Et saint Vincent que nous voulons célébrer ici a su trouver cette fondation solide grâce à laquelle il n’a pas vacillé. Diacre en Espagne, il résista à l’empereur lorsqu’il était question de sacrifier aux idoles. Les tortures qui devaient le réduire au silence ont eu l’effet contraire : on ne se souvient plus de ce représentant cruel de l’Empereur qui l’a condamné mais on connaît encore aujourd’hui Vincent qui sut proclamer la Parole de Dieu non seulement avec des mots mais aussi en actes au milieu des plus pauvres. Pourquoi est-il devenu le patron des vignerons ? Est-ce par analogie avec le vin qui provient d’une vigne « torturée » par la taille et d’une grappe « écrasée » à cause de son jus qui une fois fermenté est capable de réjouir le cœur de l’homme ? Je crois plutôt que saint Vincent est le patron des vignerons à cause de sa ténacité. Car le viticulteur est tenace. Ténacité dans la culture, ténacité à croire en sa récolte, ténacité face aux intempéries, ténacité pour sauver son label, ténacité pour sa production… Il tient envers et contre tout, non pas par héroïsme ou parce qu’il est têtu : mais simplement parce qu’au plus intime de lui-même il sait, il goûte et il vit déjà de ce produit de la terre et de la vigne capable de réjouir le cœur de l’homme. Ainsi en est-il dans le cœur du croyant qui tient le chemin de sa vie jusqu’au bout, à l’égal de saint Vincent, parce qu’il sait, il goûte et vit déjà de la vie de Dieu.
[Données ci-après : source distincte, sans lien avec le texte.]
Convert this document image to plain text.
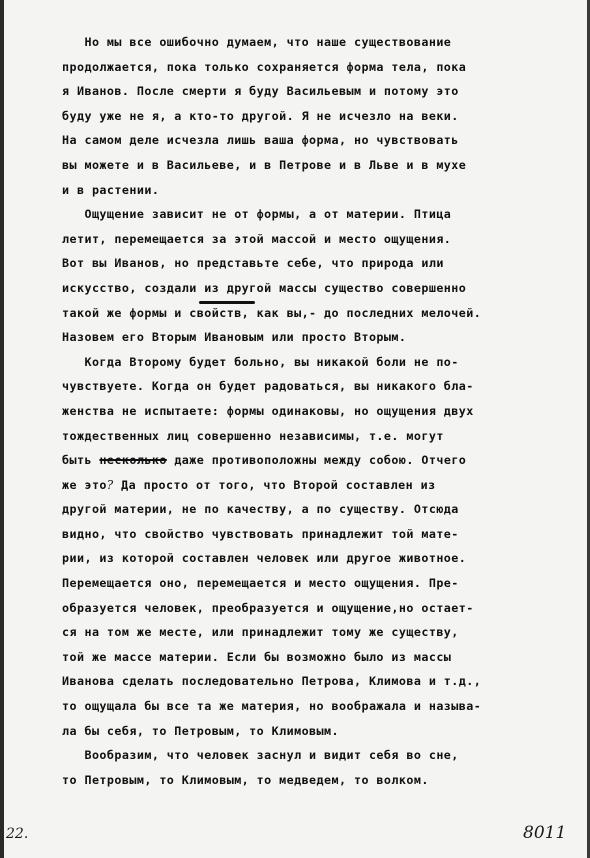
Но мы все ошибочно думаем, что наше существование
продолжается, пока только сохраняется форма тела, пока
я Иванов. После смерти я буду Васильевым и потому это
буду уже не я, а кто-то другой. Я не исчезло на веки.
На самом деле исчезла лишь ваша форма, но чувствовать
вы можете и в Васильеве, и в Петрове и в Льве и в мухе
и в растении.
Ощущение зависит не от формы, а от материи. Птица
летит, перемещается за этой массой и место ощущения.
Вот вы Иванов, но представьте себе, что природа или
искусство, создали из другой массы существо совершенно
такой же формы и свойств, как вы,- до последних мелочей.
Назовем его Вторым Ивановым или просто Вторым.
Когда Второму будет больно, вы никакой боли не по-
чувствуете. Когда он будет радоваться, вы никакого бла-
женства не испытаете: формы одинаковы, но ощущения двух
тождественных лиц совершенно независимы, т.е. могут
быть несколько даже противоположны между собою. Отчего
же это? Да просто от того, что Второй составлен из
другой материи, не по качеству, а по существу. Отсюда
видно, что свойство чувствовать принадлежит той мате-
рии, из которой составлен человек или другое животное.
Перемещается оно, перемещается и место ощущения. Пре-
образуется человек, преобразуется и ощущение,но остает-
ся на том же месте, или принадлежит тому же существу,
той же массе материи. Если бы возможно было из массы
Иванова сделать последовательно Петрова, Климова и т.д.,
то ощущала бы все та же материя, но воображала и называ-
ла бы себя, то Петровым, то Климовым.
Вообразим, что человек заснул и видит себя во сне,
то Петровым, то Климовым, то медведем, то волком.
22.	8011
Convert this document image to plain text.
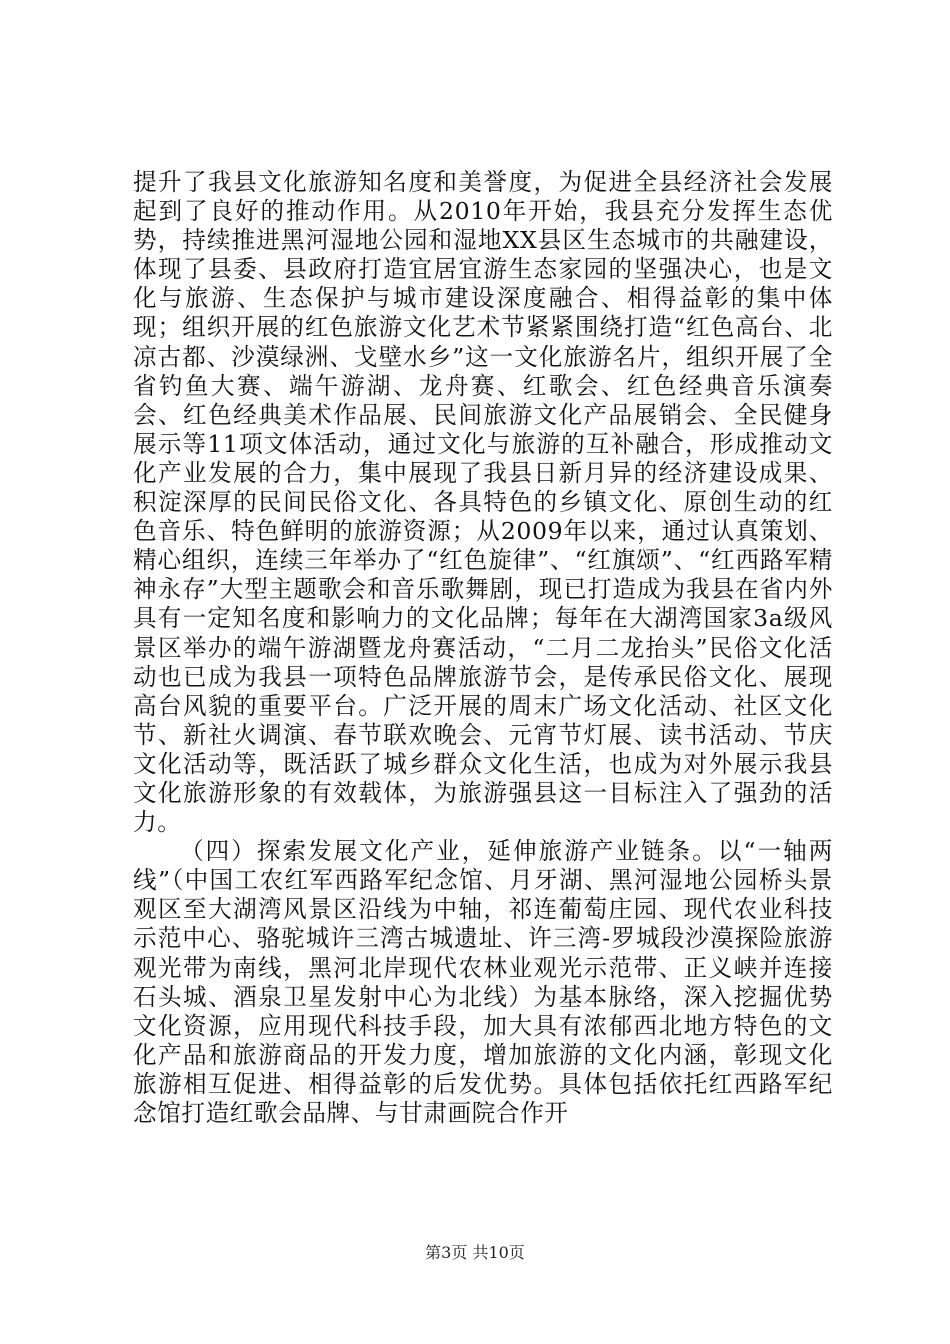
提升了我县文化旅游知名度和美誉度，为促进全县经济社会发展起到了良好的推动作用。从2010年开始，我县充分发挥生态优势，持续推进黑河湿地公园和湿地XX县区生态城市的共融建设，体现了县委、县政府打造宜居宜游生态家园的坚强决心，也是文化与旅游、生态保护与城市建设深度融合、相得益彰的集中体现；组织开展的红色旅游文化艺术节紧紧围绕打造“红色高台、北凉古都、沙漠绿洲、戈壁水乡”这一文化旅游名片，组织开展了全省钓鱼大赛、端午游湖、龙舟赛、红歌会、红色经典音乐演奏会、红色经典美术作品展、民间旅游文化产品展销会、全民健身展示等11项文体活动，通过文化与旅游的互补融合，形成推动文化产业发展的合力，集中展现了我县日新月异的经济建设成果、积淀深厚的民间民俗文化、各具特色的乡镇文化、原创生动的红色音乐、特色鲜明的旅游资源；从2009年以来，通过认真策划、精心组织，连续三年举办了“红色旋律”、“红旗颂”、“红西路军精神永存”大型主题歌会和音乐歌舞剧，现已打造成为我县在省内外具有一定知名度和影响力的文化品牌；每年在大湖湾国家3a级风景区举办的端午游湖暨龙舟赛活动，“二月二龙抬头”民俗文化活动也已成为我县一项特色品牌旅游节会，是传承民俗文化、展现高台风貌的重要平台。广泛开展的周末广场文化活动、社区文化节、新社火调演、春节联欢晚会、元宵节灯展、读书活动、节庆文化活动等，既活跃了城乡群众文化生活，也成为对外展示我县文化旅游形象的有效载体，为旅游强县这一目标注入了强劲的活力。

（四）探索发展文化产业，延伸旅游产业链条。以“一轴两线”（中国工农红军西路军纪念馆、月牙湖、黑河湿地公园桥头景观区至大湖湾风景区沿线为中轴，祁连葡萄庄园、现代农业科技示范中心、骆驼城许三湾古城遗址、许三湾-罗城段沙漠探险旅游观光带为南线，黑河北岸现代农林业观光示范带、正义峡并连接石头城、酒泉卫星发射中心为北线）为基本脉络，深入挖掘优势文化资源，应用现代科技手段，加大具有浓郁西北地方特色的文化产品和旅游商品的开发力度，增加旅游的文化内涵，彰现文化旅游相互促进、相得益彰的后发优势。具体包括依托红西路军纪念馆打造红歌会品牌、与甘肃画院合作开

第3页 共10页
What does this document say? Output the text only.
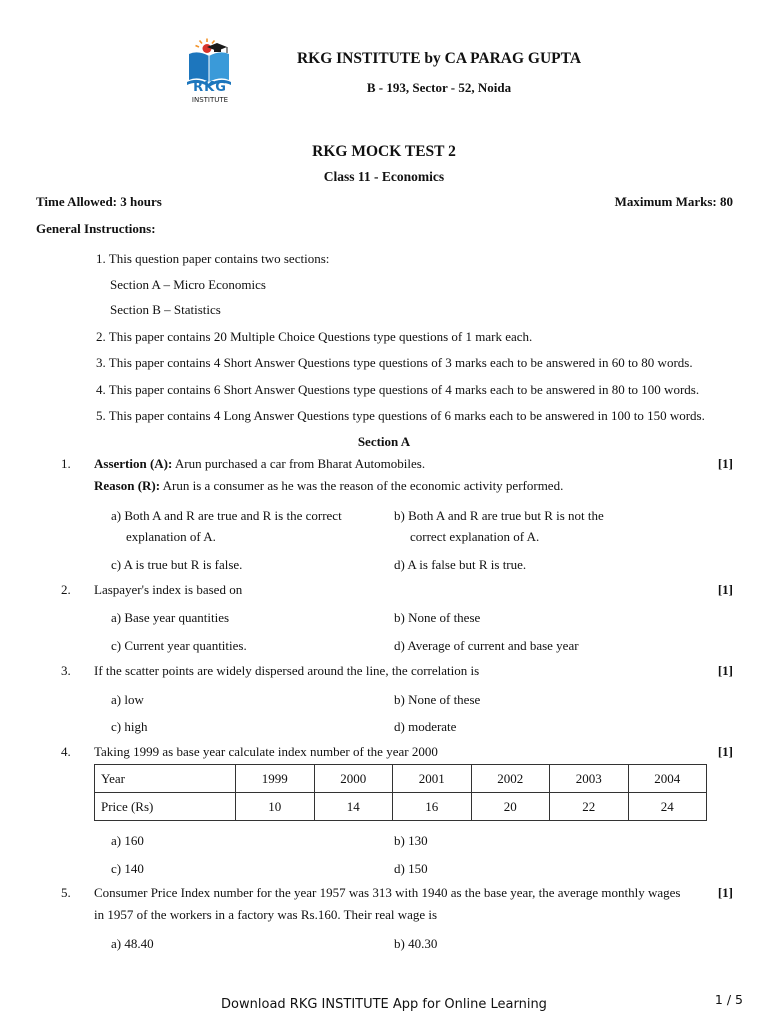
RKG
INSTITUTE
RKG INSTITUTE by CA PARAG GUPTA
B - 193, Sector - 52, Noida
RKG MOCK TEST 2
Class 11 - Economics
Time Allowed: 3 hours	Maximum Marks: 80
General Instructions:
1. This question paper contains two sections:
Section A – Micro Economics
Section B – Statistics
2. This paper contains 20 Multiple Choice Questions type questions of 1 mark each.
3. This paper contains 4 Short Answer Questions type questions of 3 marks each to be answered in 60 to 80 words.
4. This paper contains 6 Short Answer Questions type questions of 4 marks each to be answered in 80 to 100 words.
5. This paper contains 4 Long Answer Questions type questions of 6 marks each to be answered in 100 to 150 words.
Section A
1. Assertion (A): Arun purchased a car from Bharat Automobiles.	[1]
Reason (R): Arun is a consumer as he was the reason of the economic activity performed.
a) Both A and R are true and R is the correct
explanation of A.
b) Both A and R are true but R is not the
correct explanation of A.
c) A is true but R is false.	d) A is false but R is true.
2. Laspayer's index is based on	[1]
a) Base year quantities	b) None of these
c) Current year quantities.	d) Average of current and base year
3. If the scatter points are widely dispersed around the line, the correlation is	[1]
a) low	b) None of these
c) high	d) moderate
4. Taking 1999 as base year calculate index number of the year 2000	[1]
Year	1999	2000	2001	2002	2003	2004
Price (Rs)	10	14	16	20	22	24
a) 160	b) 130
c) 140	d) 150
5. Consumer Price Index number for the year 1957 was 313 with 1940 as the base year, the average monthly wages
in 1957 of the workers in a factory was Rs.160. Their real wage is
[1]
a) 48.40	b) 40.30
Download RKG INSTITUTE App for Online Learning	1 / 5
Avec Vincent, nous sommes des « Théophiles ». Nom donné à celui à qui s’adresse l’Evangile de Luc. Théophile n’est pas un nom du sérail. Il s’agit d’un homme venu des nations païennes : la Parole de Dieu s’adresse à lui et à tous. Non plus comme une parole mais comme un événement, une parole en acte. Aujourd’hui s’ouvre pour nous le livre d’une Loi Nouvelle. Elle est fondation pour nos foyers. Elle est source vivifiante de liberté pour les opprimés, de bonne nouvelle pour les pauvres, de lumière pour les aveugles. Comme à Cana et jusque dans les croix de nos vies elle est transformée, elle se manifeste en ce rempart, cette assise solide, cette ténacité, cette boisson enivrante qu’est la joie du Seigneur. Amen.